J’ai mis ces atouts à profit pour créer et développer mes entreprises, puis au service des startups où j'ai investi. A mon retour des Etats-Unis en 2021, quand j’ai vu que des centaines de milliers de Français étaient désireux de créer leur activité, je me suis dit que j’étais la bonne personne pour les aider à générer leurs propres revenus en leur apprenant à vendre et à communiquer comme je sais le faire. La vente devient leur deuxième métier. Ce n'est pas inné, ça s’apprend. Et ça marche ! Je me sens utile et à ma place. 

Je ne sais évidemment pas ce qu’il adviendra, mais je sais que je saurai m’adapter. J'ai confiance en ma capacité à accueillir ce qui arrive et à agir car je suis entourée des bonnes personnes, mon mari, ma fille, mes amis… Je suis en bonne santé, rien n’entame mon énergie ni mon espérance.

Bien sûr ! Il y a cette citation de mère Teresa : 

« Ne laissez personne venir à vous et repartir sans être plus heureux »

Mère Teresa

Je me reconnais bien aussi dans cette phrase que rappelle mon ami Philippe Bloch citant Jean Boissonnat : « À trop craindre le pire, on le fabrique ; à vouloir le meilleur, on y contribue ». Et pour finir sur l’humain, le lien, cette phrase qui ne me quitte jamais : “ Everyone you meet is fighting a battle you know nothing about ; be kind “. Chacun de nous porte un fardeau invisible dont vous n’avez même pas idée, alors soyez sympas !

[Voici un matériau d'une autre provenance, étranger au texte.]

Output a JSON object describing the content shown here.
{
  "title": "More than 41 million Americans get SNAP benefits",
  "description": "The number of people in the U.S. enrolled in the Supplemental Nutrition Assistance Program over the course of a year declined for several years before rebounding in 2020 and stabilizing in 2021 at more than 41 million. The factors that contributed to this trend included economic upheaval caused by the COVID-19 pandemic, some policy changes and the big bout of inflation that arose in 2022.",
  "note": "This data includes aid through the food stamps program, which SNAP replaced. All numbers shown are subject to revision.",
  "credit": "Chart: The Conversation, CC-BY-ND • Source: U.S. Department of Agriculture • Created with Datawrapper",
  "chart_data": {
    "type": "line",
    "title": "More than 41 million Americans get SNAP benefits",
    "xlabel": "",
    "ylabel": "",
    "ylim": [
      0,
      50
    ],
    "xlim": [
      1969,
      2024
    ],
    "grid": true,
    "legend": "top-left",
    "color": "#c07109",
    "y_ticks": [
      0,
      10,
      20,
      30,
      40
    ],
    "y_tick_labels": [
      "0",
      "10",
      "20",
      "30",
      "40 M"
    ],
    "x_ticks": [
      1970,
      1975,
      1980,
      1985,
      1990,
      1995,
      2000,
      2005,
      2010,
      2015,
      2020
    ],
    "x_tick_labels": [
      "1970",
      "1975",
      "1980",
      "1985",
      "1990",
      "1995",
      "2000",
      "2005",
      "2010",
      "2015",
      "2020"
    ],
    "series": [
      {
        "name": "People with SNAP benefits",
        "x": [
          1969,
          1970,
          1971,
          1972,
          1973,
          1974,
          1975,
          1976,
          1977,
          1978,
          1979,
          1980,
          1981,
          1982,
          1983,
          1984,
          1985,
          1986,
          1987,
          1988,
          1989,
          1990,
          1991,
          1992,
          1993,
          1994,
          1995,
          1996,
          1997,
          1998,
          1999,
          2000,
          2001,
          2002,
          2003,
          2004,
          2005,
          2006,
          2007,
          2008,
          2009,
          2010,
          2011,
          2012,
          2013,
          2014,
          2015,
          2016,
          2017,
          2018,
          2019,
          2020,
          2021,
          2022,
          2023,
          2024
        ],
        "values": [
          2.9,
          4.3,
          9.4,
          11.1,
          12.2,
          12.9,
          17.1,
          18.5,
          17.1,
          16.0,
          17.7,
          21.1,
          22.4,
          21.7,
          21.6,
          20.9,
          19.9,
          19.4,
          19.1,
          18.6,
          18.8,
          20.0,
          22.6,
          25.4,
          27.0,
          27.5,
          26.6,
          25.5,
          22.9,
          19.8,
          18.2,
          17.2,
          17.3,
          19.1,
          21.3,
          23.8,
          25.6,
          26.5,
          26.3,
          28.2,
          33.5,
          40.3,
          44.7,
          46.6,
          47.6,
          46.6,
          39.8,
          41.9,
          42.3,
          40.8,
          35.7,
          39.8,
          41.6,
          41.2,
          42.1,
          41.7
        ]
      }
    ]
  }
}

Justement, il faut lire ! À l’heure du tout digital, de ChatGPT, de l’IA qui nous fait oublier le goût et le sens de l’effort, relisons les classiques. J’ai repris l’Odyssée d’Homère. Dans le Chant 11, Ulysse descend aux enfers et rencontre Achille, il lui dit : «Noble Achille, nul homme n'a jamais été ni ne sera jamais plus heureux que toi, tu es le plus valeureux des Grecs, tu es passé à la postérité». Achille lui répond : «J’aurais préféré être simple cultivateur, servir sous un homme pauvre qui ne posséderait qu'un faible bien ». Plus que peser sur le temps et accumuler les lauriers, il aurait aimé capter les chatoiements, goûter les bonheurs de la vie. Etre un promeneur plutôt qu’un meneur, un rôdeur des confins plutôt qu’un stratège… C'est bien de vouloir transformer le monde, mais n'oublions pas de le contempler.